The "symmetry" that manufacturers should provide the ability to change
the software if they have it themselves is not "essential" to the four
freedoms, but Tivoisation and ROM *both* violate freedoms 1 and 3 in
exactly the same way as not having the source does. You can't change and
improve the software you have.

The difference is that in one case it might as well be a law of nature,
and in the other it's something deliberately imposed by someone who is
supposed to be granting their users the four freedoms they had from
upstream.

I think this point and "symmetry" are logically equivalent, or nearly so.
Tivoisation unquestionably violates the *spirit* of the GPL, if not the
letter of version 2.

I guess that the FSF have considered this similarity between keyed but
reinstallable software and ROM, and decided that a hardware limitation
like ROM is an acceptable exception to the four freedoms (in the same way
as, for instance, distributing free software binaries for computers which
aren't capable of running the compiler is acceptable), but actively using
a technical measure like TPM to restrict the ability of the user to do
what would otherwise be possible is not acceptable.
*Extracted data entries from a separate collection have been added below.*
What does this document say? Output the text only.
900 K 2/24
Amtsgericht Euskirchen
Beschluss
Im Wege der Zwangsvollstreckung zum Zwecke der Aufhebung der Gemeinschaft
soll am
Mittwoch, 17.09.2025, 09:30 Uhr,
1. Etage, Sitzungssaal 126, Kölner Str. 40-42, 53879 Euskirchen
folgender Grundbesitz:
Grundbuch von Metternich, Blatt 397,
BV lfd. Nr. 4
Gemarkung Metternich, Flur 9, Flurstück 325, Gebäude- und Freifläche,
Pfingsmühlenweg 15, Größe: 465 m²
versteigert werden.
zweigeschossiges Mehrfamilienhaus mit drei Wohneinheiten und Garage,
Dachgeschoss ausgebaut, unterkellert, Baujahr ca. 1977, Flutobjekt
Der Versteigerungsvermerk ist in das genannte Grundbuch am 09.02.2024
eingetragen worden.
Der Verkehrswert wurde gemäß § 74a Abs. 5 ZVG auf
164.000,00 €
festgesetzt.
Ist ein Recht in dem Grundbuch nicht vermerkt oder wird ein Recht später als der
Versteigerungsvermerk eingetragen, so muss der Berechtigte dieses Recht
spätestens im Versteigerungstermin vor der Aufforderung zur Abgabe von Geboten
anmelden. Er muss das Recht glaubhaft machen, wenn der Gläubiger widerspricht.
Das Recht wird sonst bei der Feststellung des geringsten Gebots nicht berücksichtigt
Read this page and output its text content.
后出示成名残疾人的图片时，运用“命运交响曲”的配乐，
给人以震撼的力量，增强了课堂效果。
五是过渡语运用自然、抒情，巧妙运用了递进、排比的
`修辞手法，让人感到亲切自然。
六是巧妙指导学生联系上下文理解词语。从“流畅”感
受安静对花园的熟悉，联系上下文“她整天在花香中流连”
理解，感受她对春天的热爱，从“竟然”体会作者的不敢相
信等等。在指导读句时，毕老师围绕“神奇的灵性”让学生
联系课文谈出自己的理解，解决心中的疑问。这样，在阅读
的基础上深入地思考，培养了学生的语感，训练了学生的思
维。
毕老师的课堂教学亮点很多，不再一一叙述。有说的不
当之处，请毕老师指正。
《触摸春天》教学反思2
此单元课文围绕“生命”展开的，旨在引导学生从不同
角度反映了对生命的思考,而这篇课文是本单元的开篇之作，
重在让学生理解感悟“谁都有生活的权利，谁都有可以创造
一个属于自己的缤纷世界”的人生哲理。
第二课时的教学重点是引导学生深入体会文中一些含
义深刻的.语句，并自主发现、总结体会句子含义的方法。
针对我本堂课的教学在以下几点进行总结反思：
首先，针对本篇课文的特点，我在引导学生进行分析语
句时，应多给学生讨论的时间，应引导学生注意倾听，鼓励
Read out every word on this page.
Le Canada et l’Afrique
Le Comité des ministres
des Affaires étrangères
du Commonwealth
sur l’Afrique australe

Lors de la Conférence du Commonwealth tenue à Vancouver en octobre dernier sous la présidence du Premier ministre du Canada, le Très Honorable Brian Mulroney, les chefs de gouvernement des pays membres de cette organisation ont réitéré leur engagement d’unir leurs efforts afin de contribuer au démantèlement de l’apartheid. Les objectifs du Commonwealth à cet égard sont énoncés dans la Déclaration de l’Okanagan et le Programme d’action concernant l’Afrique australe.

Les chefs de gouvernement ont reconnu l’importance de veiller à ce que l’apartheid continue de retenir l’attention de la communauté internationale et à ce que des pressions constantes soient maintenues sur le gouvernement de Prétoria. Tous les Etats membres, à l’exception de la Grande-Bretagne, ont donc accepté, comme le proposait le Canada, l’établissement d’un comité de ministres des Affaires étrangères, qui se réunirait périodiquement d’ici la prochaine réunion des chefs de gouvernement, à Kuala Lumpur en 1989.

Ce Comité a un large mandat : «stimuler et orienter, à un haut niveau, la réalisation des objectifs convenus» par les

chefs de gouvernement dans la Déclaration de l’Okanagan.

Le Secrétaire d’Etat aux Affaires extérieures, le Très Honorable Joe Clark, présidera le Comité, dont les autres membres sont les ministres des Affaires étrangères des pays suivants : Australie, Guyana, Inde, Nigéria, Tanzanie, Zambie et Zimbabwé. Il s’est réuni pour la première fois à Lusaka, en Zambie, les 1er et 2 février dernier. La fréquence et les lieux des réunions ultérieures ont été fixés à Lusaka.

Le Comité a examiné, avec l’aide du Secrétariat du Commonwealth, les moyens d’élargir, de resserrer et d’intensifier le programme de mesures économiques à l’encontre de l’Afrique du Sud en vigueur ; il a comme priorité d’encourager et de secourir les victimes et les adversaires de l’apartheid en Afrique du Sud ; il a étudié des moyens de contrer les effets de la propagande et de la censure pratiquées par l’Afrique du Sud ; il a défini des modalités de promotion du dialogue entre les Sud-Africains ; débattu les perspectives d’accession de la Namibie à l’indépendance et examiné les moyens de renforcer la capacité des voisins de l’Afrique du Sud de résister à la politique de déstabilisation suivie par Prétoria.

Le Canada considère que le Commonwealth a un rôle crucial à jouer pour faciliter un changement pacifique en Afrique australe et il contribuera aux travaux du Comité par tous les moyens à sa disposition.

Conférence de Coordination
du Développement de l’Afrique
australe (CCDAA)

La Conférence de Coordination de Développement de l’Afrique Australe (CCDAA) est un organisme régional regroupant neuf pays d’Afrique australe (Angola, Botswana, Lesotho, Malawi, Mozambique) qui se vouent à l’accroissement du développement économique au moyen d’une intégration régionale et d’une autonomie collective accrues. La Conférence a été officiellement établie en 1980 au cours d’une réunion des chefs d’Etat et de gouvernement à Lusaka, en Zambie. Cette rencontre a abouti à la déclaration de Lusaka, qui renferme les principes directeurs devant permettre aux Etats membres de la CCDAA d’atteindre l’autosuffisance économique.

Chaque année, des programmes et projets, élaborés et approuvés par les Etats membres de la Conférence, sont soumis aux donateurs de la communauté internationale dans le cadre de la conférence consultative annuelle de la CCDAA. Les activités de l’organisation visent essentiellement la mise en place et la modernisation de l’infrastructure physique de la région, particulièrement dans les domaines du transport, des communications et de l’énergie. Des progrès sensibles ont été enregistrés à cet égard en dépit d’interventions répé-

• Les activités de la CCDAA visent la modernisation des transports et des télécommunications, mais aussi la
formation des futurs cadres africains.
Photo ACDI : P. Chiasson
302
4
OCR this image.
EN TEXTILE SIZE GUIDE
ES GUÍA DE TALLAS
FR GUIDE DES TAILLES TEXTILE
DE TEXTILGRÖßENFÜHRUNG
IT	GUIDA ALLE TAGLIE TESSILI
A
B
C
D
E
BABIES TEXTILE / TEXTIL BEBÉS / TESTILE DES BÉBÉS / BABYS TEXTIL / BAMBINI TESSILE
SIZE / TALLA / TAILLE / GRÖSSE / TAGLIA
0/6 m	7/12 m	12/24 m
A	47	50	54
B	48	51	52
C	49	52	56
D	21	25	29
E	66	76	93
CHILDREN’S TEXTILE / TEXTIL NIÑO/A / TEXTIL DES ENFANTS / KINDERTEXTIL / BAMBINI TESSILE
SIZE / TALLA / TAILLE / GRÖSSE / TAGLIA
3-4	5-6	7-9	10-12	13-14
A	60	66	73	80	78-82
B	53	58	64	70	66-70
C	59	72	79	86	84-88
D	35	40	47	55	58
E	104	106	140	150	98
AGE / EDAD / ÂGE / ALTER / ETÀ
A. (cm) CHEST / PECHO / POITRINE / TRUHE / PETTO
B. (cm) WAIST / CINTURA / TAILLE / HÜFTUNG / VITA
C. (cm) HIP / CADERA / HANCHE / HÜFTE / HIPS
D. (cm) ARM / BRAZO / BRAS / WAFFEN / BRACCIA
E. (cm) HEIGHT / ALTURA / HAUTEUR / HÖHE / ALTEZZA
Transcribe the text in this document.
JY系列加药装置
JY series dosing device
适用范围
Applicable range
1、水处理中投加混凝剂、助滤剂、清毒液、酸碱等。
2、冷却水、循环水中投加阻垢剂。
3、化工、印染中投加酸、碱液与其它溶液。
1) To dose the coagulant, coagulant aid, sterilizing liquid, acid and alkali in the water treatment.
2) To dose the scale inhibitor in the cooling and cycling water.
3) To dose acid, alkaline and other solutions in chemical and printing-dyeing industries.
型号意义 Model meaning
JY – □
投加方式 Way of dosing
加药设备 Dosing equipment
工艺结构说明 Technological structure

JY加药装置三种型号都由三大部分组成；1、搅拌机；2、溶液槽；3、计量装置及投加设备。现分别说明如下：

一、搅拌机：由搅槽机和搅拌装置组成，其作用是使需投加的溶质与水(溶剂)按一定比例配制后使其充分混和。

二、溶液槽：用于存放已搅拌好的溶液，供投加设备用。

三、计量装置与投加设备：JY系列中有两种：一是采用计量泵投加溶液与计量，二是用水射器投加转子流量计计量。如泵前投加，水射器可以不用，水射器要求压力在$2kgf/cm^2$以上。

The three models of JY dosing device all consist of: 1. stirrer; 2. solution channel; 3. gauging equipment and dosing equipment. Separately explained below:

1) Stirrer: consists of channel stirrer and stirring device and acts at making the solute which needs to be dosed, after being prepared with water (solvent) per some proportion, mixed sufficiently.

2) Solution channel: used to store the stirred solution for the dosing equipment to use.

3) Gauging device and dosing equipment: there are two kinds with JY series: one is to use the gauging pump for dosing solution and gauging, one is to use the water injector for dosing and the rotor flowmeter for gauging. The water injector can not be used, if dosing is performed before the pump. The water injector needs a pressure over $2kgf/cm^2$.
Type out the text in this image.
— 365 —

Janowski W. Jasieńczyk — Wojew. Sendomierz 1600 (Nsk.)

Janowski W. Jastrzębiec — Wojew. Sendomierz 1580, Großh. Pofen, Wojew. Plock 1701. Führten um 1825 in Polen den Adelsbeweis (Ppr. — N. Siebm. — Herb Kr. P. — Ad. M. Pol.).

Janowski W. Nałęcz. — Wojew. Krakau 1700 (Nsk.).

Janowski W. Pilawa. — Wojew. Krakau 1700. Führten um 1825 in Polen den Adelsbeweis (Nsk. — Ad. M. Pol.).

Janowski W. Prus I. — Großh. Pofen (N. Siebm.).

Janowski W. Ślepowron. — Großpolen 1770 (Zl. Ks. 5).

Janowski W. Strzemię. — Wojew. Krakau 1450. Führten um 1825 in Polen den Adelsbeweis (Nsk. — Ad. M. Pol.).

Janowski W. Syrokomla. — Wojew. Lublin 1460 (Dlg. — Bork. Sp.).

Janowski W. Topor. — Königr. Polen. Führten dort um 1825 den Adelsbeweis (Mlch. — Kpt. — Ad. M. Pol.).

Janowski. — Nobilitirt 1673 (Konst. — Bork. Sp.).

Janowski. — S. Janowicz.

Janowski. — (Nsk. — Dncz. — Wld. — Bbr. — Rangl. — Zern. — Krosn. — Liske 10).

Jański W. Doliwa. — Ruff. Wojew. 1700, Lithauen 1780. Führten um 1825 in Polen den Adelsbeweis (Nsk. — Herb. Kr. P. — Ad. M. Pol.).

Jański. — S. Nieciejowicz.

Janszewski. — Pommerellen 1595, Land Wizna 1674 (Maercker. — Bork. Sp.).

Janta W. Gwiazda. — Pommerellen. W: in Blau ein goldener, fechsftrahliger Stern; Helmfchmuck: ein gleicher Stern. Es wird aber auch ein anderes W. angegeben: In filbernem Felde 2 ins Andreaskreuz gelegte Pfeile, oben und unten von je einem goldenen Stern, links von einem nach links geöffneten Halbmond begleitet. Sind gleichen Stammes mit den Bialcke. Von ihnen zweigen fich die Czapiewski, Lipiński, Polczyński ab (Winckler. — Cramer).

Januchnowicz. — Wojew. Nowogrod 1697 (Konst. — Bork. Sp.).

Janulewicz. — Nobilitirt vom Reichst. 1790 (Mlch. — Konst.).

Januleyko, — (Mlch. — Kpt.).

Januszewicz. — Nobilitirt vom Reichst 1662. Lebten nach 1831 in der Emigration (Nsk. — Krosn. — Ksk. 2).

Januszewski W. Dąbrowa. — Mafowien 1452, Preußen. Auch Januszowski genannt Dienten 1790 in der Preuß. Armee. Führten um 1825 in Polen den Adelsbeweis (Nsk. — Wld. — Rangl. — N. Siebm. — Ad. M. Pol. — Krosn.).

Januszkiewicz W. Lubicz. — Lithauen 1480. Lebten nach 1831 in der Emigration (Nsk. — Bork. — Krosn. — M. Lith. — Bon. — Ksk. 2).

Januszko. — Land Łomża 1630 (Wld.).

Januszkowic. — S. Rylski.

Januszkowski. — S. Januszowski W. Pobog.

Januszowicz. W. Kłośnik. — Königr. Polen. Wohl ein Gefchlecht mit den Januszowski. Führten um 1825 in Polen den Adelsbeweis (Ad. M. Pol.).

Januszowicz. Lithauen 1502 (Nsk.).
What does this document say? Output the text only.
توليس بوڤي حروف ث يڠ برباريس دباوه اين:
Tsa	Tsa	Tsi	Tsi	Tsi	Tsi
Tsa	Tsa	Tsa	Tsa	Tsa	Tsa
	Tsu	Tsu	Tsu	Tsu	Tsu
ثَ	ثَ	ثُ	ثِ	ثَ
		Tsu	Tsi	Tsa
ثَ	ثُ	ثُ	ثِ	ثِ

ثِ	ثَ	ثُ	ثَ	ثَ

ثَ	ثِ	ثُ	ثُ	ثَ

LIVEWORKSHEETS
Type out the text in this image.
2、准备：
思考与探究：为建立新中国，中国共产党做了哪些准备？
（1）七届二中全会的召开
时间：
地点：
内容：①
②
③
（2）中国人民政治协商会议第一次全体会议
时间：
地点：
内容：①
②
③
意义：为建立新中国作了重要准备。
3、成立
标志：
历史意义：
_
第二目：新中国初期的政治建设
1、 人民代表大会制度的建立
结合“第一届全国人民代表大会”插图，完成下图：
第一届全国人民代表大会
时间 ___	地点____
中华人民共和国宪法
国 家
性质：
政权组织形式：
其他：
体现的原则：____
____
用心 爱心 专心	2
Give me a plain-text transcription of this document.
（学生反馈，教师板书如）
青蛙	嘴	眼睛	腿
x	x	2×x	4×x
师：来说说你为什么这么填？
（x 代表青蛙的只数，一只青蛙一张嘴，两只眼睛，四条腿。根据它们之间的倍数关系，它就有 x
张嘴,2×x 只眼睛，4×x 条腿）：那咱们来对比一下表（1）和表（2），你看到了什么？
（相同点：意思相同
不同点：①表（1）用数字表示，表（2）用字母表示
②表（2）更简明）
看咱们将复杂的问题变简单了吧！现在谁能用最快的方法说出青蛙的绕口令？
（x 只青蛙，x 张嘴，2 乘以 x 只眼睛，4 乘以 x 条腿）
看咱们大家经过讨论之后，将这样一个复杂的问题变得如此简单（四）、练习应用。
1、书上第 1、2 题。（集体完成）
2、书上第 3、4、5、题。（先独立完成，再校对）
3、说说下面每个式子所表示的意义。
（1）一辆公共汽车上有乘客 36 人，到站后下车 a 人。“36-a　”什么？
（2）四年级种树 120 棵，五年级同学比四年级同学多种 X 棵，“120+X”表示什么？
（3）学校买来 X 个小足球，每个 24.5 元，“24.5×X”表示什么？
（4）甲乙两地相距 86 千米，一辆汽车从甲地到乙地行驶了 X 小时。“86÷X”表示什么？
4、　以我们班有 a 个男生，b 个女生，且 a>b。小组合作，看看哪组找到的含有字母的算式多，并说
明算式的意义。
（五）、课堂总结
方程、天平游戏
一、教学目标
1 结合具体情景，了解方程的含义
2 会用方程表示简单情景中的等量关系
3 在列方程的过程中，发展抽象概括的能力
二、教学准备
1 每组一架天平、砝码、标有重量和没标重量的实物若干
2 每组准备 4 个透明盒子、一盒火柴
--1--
I see what you're saying, and it would be justifiable on utterly pedantic
grounds to add equivalent restrictions forbidding free software on ROM or
on inadequate computers. But the FSF's goal, in the end, is not to be
utterly pedantic but to expand freedoms. The Tivo and similar devices do
the exact opposite; they actively work against the goal, and so a new
licence which stops them from doing that is called for.

I will be very, very surprised if any of the Tivoisers switch from GPLv2
software to GPLv3 software in ROM; they are vastly more likely simply to
stick with the GPLv2 version. Remember that anything ever released under
GPLv2 will always be usable under those terms. Only when upstream
increments to "version 3, or at your option, any later version" will the
GPLv3 "innovation stream" be closed to the poor deprived Tivoisers.

It is only in the long term that this might impose *any* cost on
Tivoisers, and it's only an opportunity cost. The real pressure is peer
pressure; far more effective. So why you even mention ROM as an
alternative except to question the consistency of Eben Moglen (ha ha!) is
beyond me. You're sooooo pedantic ;-)

Rapid development vs. preservation of freedom

Posted Sep 27, 2006 11:10 UTC (Wed) by khim (subscriber, #9252) [Link]

Is this a case of sacrificing essential freedom for a little temporary innovation?

Yes. Unfortunatelly it also destructuve approach in the long run. 10-15 years from now linux kernel will either be relicensed under GPLv3 or similar license or it will be marginal OS kernel (like *BSD is now). But there are no rush. Yet.